We all dream of a future in which autonomous cars can drive us to every corner
of the world. Numerous researchers and companies are working day and night to
chase this dream by overcoming scientific and technological barriers. One of the
greatest challenges we still face is developing machine learning models that can
be trained in a local environment and also perform well in new, unseen
situations. For example, self-driving cars may utilize perception models to
recognize drivable areas from images. Companies in Silicon Valley can build and
perfect such a model using large local datasets from the Bay Area for training.

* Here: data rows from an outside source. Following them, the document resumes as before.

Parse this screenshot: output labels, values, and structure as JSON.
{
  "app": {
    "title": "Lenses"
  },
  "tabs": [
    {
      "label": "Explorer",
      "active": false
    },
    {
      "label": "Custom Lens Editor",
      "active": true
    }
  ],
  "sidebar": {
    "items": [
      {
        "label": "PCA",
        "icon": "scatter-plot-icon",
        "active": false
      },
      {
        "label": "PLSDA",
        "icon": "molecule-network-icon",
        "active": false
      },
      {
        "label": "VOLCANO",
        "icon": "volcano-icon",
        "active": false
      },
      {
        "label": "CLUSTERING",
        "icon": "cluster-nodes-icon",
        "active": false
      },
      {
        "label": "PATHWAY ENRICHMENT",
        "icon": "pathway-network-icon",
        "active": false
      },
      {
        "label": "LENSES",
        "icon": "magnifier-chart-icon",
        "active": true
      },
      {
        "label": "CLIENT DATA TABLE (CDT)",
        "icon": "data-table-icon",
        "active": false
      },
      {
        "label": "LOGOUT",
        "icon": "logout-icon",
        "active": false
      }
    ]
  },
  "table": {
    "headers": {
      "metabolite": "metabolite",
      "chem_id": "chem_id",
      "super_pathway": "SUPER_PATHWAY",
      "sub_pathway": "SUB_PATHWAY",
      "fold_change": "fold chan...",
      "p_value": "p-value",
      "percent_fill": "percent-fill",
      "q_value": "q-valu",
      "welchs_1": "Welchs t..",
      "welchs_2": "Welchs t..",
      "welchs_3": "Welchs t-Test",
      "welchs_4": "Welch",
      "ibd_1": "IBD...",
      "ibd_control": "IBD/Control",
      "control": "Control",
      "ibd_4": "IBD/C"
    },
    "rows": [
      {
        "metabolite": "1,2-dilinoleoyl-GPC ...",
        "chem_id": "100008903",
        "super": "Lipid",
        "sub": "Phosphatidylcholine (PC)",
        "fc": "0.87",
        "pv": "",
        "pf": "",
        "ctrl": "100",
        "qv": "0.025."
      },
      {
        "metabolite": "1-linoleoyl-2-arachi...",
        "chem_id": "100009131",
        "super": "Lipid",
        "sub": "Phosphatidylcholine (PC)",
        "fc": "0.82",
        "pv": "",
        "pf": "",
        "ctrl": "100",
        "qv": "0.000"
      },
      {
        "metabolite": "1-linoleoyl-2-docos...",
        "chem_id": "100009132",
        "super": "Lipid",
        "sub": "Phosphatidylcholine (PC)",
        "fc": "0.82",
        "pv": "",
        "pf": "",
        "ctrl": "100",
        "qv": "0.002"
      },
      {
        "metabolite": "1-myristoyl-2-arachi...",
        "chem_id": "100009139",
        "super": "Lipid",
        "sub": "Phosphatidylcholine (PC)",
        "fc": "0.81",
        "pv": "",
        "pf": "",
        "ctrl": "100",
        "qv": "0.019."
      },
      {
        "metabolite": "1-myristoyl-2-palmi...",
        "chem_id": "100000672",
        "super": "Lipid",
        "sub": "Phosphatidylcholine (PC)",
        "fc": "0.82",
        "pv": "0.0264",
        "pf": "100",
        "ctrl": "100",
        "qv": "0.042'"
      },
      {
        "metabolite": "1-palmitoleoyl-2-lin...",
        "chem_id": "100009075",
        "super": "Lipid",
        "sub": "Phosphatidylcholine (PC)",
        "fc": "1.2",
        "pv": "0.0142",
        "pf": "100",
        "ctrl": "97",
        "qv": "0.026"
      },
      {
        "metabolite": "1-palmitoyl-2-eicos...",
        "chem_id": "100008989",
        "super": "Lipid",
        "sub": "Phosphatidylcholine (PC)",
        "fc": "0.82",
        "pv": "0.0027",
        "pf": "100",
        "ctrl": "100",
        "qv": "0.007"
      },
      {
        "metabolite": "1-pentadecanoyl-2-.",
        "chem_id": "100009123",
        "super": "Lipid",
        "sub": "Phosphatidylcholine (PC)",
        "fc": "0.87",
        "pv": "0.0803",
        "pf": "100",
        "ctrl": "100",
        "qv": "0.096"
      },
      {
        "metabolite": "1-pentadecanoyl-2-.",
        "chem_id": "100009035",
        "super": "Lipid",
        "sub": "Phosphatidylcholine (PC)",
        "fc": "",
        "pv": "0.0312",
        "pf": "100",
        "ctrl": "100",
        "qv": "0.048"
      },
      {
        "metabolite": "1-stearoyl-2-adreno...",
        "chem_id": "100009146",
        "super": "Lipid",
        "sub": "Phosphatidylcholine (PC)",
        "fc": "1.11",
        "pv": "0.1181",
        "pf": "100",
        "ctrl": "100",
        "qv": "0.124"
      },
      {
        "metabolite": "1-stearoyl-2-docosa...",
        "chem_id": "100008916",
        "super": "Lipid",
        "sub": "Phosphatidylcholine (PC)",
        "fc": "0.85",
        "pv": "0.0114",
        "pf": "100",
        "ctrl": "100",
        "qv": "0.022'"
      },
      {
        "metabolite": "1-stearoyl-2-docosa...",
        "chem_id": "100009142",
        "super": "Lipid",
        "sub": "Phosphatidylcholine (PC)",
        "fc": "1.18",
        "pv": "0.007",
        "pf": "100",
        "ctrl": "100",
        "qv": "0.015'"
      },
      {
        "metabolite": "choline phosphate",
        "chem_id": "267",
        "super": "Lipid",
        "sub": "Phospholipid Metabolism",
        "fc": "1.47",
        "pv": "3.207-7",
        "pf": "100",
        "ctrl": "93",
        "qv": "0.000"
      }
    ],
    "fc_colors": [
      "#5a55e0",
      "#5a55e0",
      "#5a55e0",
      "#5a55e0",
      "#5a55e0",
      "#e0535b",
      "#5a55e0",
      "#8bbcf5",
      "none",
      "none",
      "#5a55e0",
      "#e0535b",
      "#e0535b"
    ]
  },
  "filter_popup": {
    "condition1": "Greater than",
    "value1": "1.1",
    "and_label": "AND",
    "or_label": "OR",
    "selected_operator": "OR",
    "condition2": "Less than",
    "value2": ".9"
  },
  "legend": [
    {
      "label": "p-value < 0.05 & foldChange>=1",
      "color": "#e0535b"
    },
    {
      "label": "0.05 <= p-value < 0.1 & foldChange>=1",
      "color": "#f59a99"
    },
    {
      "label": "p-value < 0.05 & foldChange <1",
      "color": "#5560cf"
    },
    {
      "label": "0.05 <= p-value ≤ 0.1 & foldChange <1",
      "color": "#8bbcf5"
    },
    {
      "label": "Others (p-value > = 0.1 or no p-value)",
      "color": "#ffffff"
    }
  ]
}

However, if the same model were deployed in a snowy area such as Boston, it
would likely perform miserably, because it has never seen snow before. Boston,
during winter, and Silicon Valley, during any time of the year, can be labeled
as separate domains for perception models, since they present clear differences
in climate and challenges in perception. In other cases, domains may be much
closer in nature, such as a city street and a nearby highway. The process of
transferring knowledge and models between different domains in machine learning
is called domain adaptation.

A large number of papers on domain adaptation of perception models have appeared
in top publishing venues for machine learning and computer vision. However, most
of these works focus on image classification and semantic segmentation. Hardly
any attention has been paid to instance-level tasks, such as object detection
and tracking, even though localization of nearby objects is arguably more
important for autonomous driving. To foster the study of domain adaptation of
perception models, Berkeley
DeepDrive and Didi Chuxing are
co-hosting two competitions in CVPR 2019 Workshop on
Autonomous Driving. The challenges will focus on domain adaptation of object
detection and tracking based on the BDD100K, from Berkeley DeepDrive, and
D²-City, from Didi Chuxing, datasets. The domain of BDD100K covers US
scenes, while D²-City was collected on China’s streets. The
competitions ask participants to transfer object detectors from BDD100K to
D²-City and object trackers from D²-city to BDD100K. More
information about the challenges can be found on our website and D²-City.

Following our introduction of the BDD100K dataset, we have been busy working to
provide more temporal annotations. Above is an example of object tracking
annotation, created by our open-source annotation platform Scalabel. Some of the tracking labels are
used in the domain adaptation challenge for object tracking. More data will be
released this summer. Of course, we also have object tracking at night.